Domenic Perre — the man found guilty over a deadly parcel bomb attack on the National Crime Authority in Adelaide nearly three decades ago — has lost a bid to overturn a guilty verdict for spitting at a police officer in prison.
- Domenic Perre was convicted of murder and attempted murder in June
- He had also been found guilty of assaulting a police officer
- He has lost his appeal against the assault conviction
In March, a magistrate found Perre, 65, guilty of aggravated assault for spitting at Detective Brevet Sergeant Simon Cassell when he came to interview him at the Adelaide Remand Center in 2018.
Brevet Sergeant Cassell and his colleague, Detective Sergeant Andrew Bull, had gone to the remand center to investigate an alleged assault on Perre by another prisoner.
The detectives had been told Perre did not want to speak to the police, but went to his cell to ask him about the assault.
After Brevet Sergeant Cassell identified himself as a police officer, Perre turned his head and spat towards him, with the spit landing on his jacket lapel.
Perre was convicted, but received no extra jail time.
He lodged an appeal against the guilty verdict, which Chief Justice Chris Kourakis dismissed this morning.
Perre watched the hearing through a video link from custody.
After the brief hearing was adjourned his lawyer explained what happened.
“His Honor has dismissed the appeal,” the lawyer said.
“Of course, yeah,” Perre replied.
“The system’s a total a***hole,” Perre said moments before his video link was disconnected.
Perre’s lawyer argued it was an “improbability” that Perre’s spit could have traveled as far as alleged.
They argued the magistrate insufficiently explained his reasons for being satisfied beyond reasonable doubt about Perre’s guilt and took “an erroneously narrow view of the forensic disadvantage suffered by Mr Perre as a result of the investigation failures”.
“I accept that the reasons of the magistrate were inadequate, and in several respects erroneous, but on a re-hearing of the evidence, I am satisfied that the evidence proves the guilt of Mr Perre beyond reasonable doubt,” the chief justice said in his judgement.
He also dismissed argument about police officers not acting in their official capacity when going to interview Perre, knowing that he did not want to speak to them.
“The defense that the detectives were not acting in the course of their duties was plainly untenable,” he said.
“Detective Cassell was undoubtedly correct, or at the very least reasonably took the view, that he should ascertain for himself whether Mr Perre would give him a statement about the assault.”
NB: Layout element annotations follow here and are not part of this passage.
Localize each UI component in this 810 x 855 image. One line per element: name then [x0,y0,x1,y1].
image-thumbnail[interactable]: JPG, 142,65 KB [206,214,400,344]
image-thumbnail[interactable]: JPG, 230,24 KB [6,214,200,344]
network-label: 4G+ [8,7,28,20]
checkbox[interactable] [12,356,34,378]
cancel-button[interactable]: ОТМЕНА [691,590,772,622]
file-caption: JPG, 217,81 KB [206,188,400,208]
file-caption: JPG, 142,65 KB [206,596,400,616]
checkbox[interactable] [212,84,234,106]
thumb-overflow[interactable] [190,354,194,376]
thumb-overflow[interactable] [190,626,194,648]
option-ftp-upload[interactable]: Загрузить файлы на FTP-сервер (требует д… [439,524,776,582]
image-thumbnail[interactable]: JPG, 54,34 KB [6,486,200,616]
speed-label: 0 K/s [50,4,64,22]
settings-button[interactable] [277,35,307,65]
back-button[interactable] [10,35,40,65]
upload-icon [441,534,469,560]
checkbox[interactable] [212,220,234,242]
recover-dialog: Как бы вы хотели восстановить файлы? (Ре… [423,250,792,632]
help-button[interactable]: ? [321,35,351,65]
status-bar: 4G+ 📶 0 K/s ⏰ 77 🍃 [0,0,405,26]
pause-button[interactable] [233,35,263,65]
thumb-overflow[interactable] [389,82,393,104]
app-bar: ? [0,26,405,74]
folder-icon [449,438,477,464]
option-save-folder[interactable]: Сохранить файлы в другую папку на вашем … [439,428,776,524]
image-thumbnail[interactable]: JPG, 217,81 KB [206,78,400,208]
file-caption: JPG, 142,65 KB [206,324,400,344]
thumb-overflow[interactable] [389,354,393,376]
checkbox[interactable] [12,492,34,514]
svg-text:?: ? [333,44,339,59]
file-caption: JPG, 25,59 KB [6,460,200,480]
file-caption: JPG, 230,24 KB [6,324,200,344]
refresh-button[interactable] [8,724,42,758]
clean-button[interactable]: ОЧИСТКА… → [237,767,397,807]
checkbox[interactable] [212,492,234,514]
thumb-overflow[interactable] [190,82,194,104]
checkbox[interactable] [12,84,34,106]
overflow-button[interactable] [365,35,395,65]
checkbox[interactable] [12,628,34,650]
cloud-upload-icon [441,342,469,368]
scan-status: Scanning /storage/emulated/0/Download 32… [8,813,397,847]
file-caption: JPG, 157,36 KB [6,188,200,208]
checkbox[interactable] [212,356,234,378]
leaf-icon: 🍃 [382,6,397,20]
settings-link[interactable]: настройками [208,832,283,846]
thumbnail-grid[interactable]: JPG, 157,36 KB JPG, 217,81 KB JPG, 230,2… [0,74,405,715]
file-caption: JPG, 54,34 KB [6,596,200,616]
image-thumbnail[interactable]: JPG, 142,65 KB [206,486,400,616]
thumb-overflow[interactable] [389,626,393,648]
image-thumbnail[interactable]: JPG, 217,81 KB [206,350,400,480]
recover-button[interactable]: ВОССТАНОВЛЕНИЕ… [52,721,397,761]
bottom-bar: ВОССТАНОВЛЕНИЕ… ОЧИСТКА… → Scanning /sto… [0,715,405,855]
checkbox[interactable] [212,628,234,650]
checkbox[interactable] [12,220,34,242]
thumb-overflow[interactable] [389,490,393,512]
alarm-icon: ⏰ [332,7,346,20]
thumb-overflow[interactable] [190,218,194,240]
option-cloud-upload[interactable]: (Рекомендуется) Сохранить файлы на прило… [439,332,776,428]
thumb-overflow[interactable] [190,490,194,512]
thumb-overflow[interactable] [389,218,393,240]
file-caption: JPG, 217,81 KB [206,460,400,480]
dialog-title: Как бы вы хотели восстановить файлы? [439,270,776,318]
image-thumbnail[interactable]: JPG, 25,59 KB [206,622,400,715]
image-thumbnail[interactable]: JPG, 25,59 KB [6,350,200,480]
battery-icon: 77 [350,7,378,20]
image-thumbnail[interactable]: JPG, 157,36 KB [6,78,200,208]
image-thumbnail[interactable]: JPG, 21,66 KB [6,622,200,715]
The chief justice also dismissed any suggestion that the police officers had conspired against Perre, believing him to be responsible for the NCA bombing.
“The motives put to the detectives for choosing to speak to Mr Perre were vague and lacking in substance. They can be dismissed as remote and fanciful.”
Perre is also seeking permission to appeal against his murder and attempted murder convictions.
He was found guilty in June over the bombing that killed Detective Sergeant Geoffrey Bowen and seriously injured lawyer Peter Wallis in 1994.